I’ve just proposed a controversial thesis, and maybe you buy it or maybe you don’t, but let’s talk together for a few minutes about how to make this strategy work. I hope I have already made it clear that this strategy isn’t for every bug. The purpose of it is to help you answer the question on those bugs where there is controversy about the ROI to find or fix it.
There is another important caveat though. If these are a way of asking your customers a question, you need to be able to respond to them with an answer. If you ask your customer, is this a bug? and the answer clearly comes back as yes! then you need to respond to that and you need to respond quickly. This is where the technical side of things comes into play. You know those boring things called release pipelines? Yeah, they are a really important part of this whole process. You need a release process and build pipeline that allow you to respond effectively to the answers your customer are giving you.

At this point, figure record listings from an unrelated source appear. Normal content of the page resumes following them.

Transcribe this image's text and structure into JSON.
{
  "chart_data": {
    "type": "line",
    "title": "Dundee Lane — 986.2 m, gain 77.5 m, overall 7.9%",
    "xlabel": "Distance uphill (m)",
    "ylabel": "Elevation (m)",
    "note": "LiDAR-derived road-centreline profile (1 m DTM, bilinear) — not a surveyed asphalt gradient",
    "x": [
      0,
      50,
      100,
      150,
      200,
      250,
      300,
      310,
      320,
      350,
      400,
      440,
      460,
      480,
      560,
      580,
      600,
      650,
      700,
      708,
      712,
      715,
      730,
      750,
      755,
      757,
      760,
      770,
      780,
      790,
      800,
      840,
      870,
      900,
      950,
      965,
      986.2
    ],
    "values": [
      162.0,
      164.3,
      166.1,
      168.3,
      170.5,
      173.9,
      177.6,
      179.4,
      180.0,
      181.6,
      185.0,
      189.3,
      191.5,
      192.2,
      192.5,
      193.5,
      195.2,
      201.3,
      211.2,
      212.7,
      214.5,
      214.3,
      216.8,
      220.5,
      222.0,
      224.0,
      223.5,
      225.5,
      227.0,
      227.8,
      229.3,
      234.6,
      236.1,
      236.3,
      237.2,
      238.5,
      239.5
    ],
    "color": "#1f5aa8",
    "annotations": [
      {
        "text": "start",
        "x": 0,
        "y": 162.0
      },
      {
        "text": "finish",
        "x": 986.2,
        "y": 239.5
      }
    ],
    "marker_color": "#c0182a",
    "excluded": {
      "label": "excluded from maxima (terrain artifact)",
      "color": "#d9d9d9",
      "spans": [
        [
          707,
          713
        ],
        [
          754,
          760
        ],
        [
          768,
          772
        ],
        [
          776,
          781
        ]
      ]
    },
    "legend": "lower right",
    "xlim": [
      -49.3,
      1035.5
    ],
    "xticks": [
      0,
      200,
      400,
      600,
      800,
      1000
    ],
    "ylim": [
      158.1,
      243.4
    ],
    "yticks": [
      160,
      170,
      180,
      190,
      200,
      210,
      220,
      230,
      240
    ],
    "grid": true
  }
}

In fact, I think the speed with which you can turn around a change, (I would define this as the amount of time your customer is exposed to the issue) dictates the kinds of bugs you can be ok with releasing. If you can turn around a change in minutes or seconds, you can be ok with more serious bugs getting out there. You can also be ok with it if you can limit the number of people affected by it.
We shouldn’t think of testing as a one size fits all process. Your build pipeline actually influences the kind of testing you need to do. The longer the turnaround time the more effort you need to put in up front in finding issues. If you can quickly detect and remedy issues that you customers find, you can actually take a lot less time up front on testing for certain types of issues.
But why do this? I think it comes down to efficiency. We want to more effectively and efficiently add value to our customers and taking an approach like this allows us to do that. We will spend less time finding bugs that our customers don’t care about and we will also be able to more quickly find and know about the ones that do matter. This frees us up to spend more time in adding value in other ways.
Now one last caveat and then I’ll close out this article. This doesn’t come for free. Getting your build pipeline to allow for this kind of fast turnaround can be a long and difficult process. Having the monitoring and alerting in place that allows you to actually know what things are affecting your customers is a challenging and time consuming thing (especially at first). I don’t want to pretend that what I’m talking about here is some fairy land of magic and rainbows where you don’t have real trade-offs. I am arguing that this effort is worth it in the long run (for many companies).
We can often pursue the latest and greatest thing as if it is some kind of magic pill that will solve all the world’s problems (or at least the ones in our software department). The reality is the things I am talking about in this article can (and do!) work, but they need to be done well. They won’t work if we are trying tack them on top of old ways of working. They require mindset shifts and changes in our processes. This is why I talk about it in terms of being able to release more defects. Using these tools effectively will require counter-intuitive thinking. Embrace that and move forward. Pursue the ability to release more defects!